基于梳状基片集成波导的超宽带滤波器设计

发布时间：2018-06-03 20:53

本文选题：梳状基片集成波导 + 周期结构　；参考：《西安电子科技大学》2015年硕士论文

【摘要】：在无线通信系统的射频前端中,滤波器是其不可或缺的重要组成部分,其性能对整个射频系统的指标影响很大。超宽带通信系统拥有极宽的频谱宽度,并且具有功率损耗低、抗干扰性能高、保密性好、传输速率高等突出优势。因此,研制出应用于超宽带通信系统的高性能滤波器具有重要的意义。基片集成波导(substrate integrated waveguide,SIW)因其独特的结构优势和电磁特性,受到了广泛的关注。
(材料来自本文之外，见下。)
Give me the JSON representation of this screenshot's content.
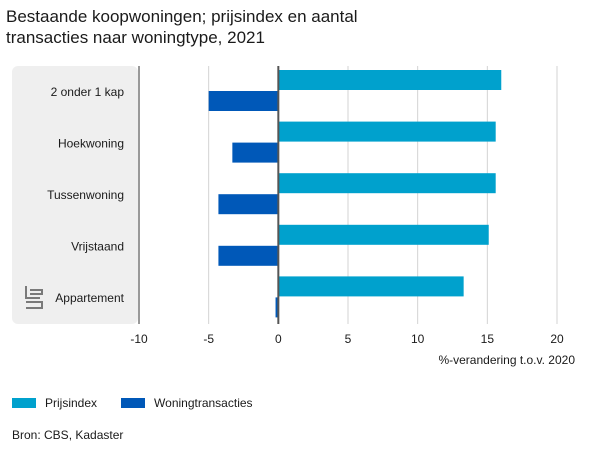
{
  "title_lines": [
    "Bestaande koopwoningen; prijsindex en aantal",
    "transacties naar woningtype, 2021"
  ],
  "source": "Bron: CBS, Kadaster",
  "colors": {
    "prijsindex": "#00a1cd",
    "woningtransacties": "#0058b8",
    "panel": "#efefef",
    "grid": "#d3d3d3",
    "zero": "#555555"
  },
  "chart_data": {
    "type": "bar",
    "orientation": "horizontal",
    "categories": [
      "2 onder 1 kap",
      "Hoekwoning",
      "Tussenwoning",
      "Vrijstaand",
      "Appartement"
    ],
    "series": [
      {
        "name": "Prijsindex",
        "values": [
          16.0,
          15.6,
          15.6,
          15.1,
          13.3
        ]
      },
      {
        "name": "Woningtransacties",
        "values": [
          -5.0,
          -3.3,
          -4.3,
          -4.3,
          -0.2
        ]
      }
    ],
    "xticks": [
      -10,
      -5,
      0,
      5,
      10,
      15,
      20
    ],
    "xlim": [
      -10,
      20
    ],
    "xlabel": "%-verandering t.o.v. 2020",
    "legend_position": "bottom-left",
    "grid": "vertical"
  }
}
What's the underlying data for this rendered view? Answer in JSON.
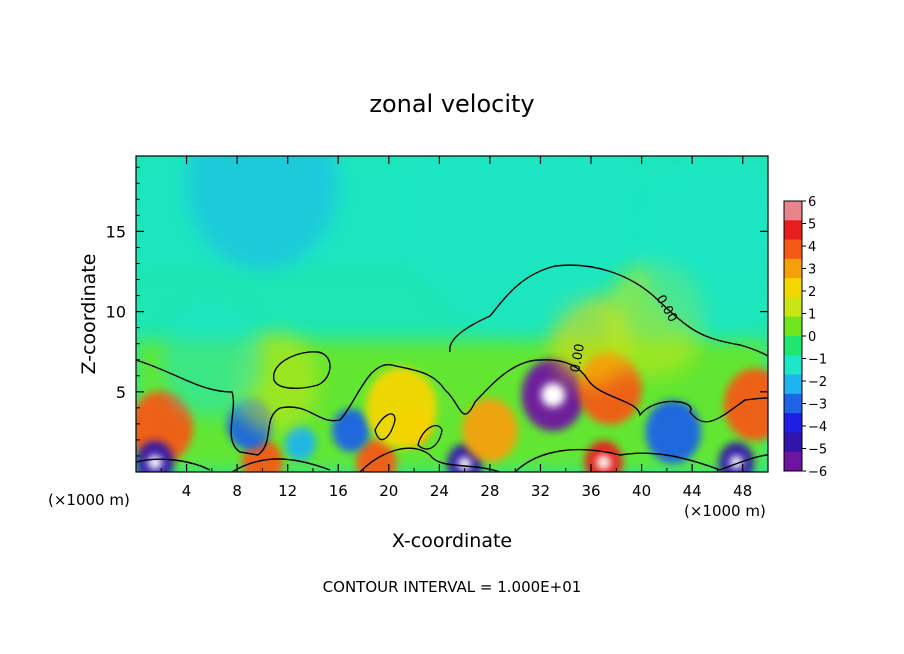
{
  "chart_data": {
    "type": "heatmap",
    "title": "zonal velocity",
    "xlabel": "X-coordinate",
    "ylabel": "Z-coordinate",
    "x_unit_left": "(×1000 m)",
    "x_unit_right": "(×1000 m)",
    "xlim": [
      0,
      50
    ],
    "ylim": [
      0,
      19.7
    ],
    "xticks": [
      "4",
      "8",
      "12",
      "16",
      "20",
      "24",
      "28",
      "32",
      "36",
      "40",
      "44",
      "48"
    ],
    "yticks": [
      "5",
      "10",
      "15"
    ],
    "colorbar": {
      "min": -6,
      "max": 6,
      "labels": [
        "6",
        "5",
        "4",
        "3",
        "2",
        "1",
        "0",
        "−1",
        "−2",
        "−3",
        "−4",
        "−5",
        "−6"
      ],
      "colors": [
        "#e8858a",
        "#e81e1e",
        "#f55a14",
        "#f5a00a",
        "#f5d700",
        "#c8e614",
        "#6ee61e",
        "#1ee66e",
        "#1ee6c8",
        "#1eb4f0",
        "#1e64e6",
        "#1e1ee6",
        "#3214aa",
        "#6e14a0"
      ]
    },
    "contour_label": "0.00",
    "footer": "CONTOUR INTERVAL = 1.000E+01",
    "features": [
      {
        "x": 33,
        "z": 4.8,
        "value": -6,
        "r": 2.5
      },
      {
        "x": 37.5,
        "z": 5.2,
        "value": 4,
        "r": 2.5
      },
      {
        "x": 2,
        "z": 2.8,
        "value": 4,
        "r": 2.5
      },
      {
        "x": 49,
        "z": 4.2,
        "value": 4,
        "r": 2.5
      },
      {
        "x": 42.5,
        "z": 2.5,
        "value": -3,
        "r": 2.2
      },
      {
        "x": 10,
        "z": 0.6,
        "value": 4,
        "r": 1.6
      },
      {
        "x": 19,
        "z": 0.6,
        "value": 4,
        "r": 1.6
      },
      {
        "x": 1.5,
        "z": 0.6,
        "value": -5,
        "r": 1.5
      },
      {
        "x": 26,
        "z": 0.5,
        "value": -5,
        "r": 1.4
      },
      {
        "x": 37,
        "z": 0.6,
        "value": 5,
        "r": 1.5
      },
      {
        "x": 47.5,
        "z": 0.6,
        "value": -5,
        "r": 1.4
      },
      {
        "x": 9,
        "z": 3,
        "value": -3,
        "r": 1.8
      },
      {
        "x": 17,
        "z": 2.6,
        "value": -3,
        "r": 1.5
      },
      {
        "x": 28,
        "z": 2.6,
        "value": 3,
        "r": 2.2
      },
      {
        "x": 22,
        "z": 2.8,
        "value": 3,
        "r": 1.3
      },
      {
        "x": 13,
        "z": 1.8,
        "value": -2,
        "r": 1.2
      },
      {
        "x": 36,
        "z": 8.2,
        "value": 2,
        "r": 3.2
      },
      {
        "x": 21,
        "z": 4,
        "value": 2,
        "r": 2.8
      },
      {
        "x": 11,
        "z": 5.6,
        "value": 1,
        "r": 3.5
      },
      {
        "x": 41,
        "z": 9.5,
        "value": 1,
        "r": 4
      },
      {
        "x": 10,
        "z": 18,
        "value": -2,
        "r": 6
      },
      {
        "x": 30,
        "z": 17,
        "value": -1,
        "r": 9
      },
      {
        "x": 6,
        "z": 7,
        "value": -1,
        "r": 4
      },
      {
        "x": 46,
        "z": 14,
        "value": -1,
        "r": 6
      }
    ]
  }
}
但是SIW结构由于金属通孔的存在,仍存在一些不足:金属通孔的加工误差较大;随着介质基板厚度的增加,打孔工艺困难;金属通孔使其上下金属层相互连接,导致该结构很难与有源芯片或有源电路集成等。近年来,一些学者致力于探索SIW的改进结构,而梳状基片集成波导(corrugated substrate integrated waveguide,CSIW)的提出,就是为了解决打孔结构带来的负面影响。CSIW结构可以看作是在SIW的结构基础上去掉打孔结构,然后在其上下金属层的两侧沿电磁波的传播方向设计出等间距排列的长度为四分之一波长的梳状微带线即可,简化了加工工艺。本文主要研究基于CSIW技术的超宽带带通滤波器的设计,将CSIW与缺陷地(DGS)结构、电磁带隙(EBG)结构相结合,分别设计了一种CSIW-DGS超宽带带通滤波器和CSIW-EBG超宽带带通滤波器,证实了CSIW用于超宽带滤波器设计的可行性。首先,介绍了CSIW的分析方法及设计原则;与SIW作对比,分析了CSIW的结构特点和电磁特性。其次,说明了本文中DGS与EBG的构成方法;给出了用于构成DGS与EBG的周期结构单元的等效电路模型;分析了各个参数对周期单元电磁特性的影响。最后,提出了一种性能良好的锥形CSIW-微带转换器,在此基础上,将具有复杂几何形状的二维周期结构分别蚀刻在CSIW的下表面金属层和上表面金属层,构造出DGS结构与EBG结构,设计出CSIW-DGS超宽带滤波器和CSIW-EBG超宽带滤波器;通过仿真优化,确定了两款滤波器的最终尺寸;根据设计结果对这两款滤波器进行了加工、测试,仿真结果与测试结果均表明本文设计的两款滤波器具有频带宽、损耗小、滤波性能好等特点。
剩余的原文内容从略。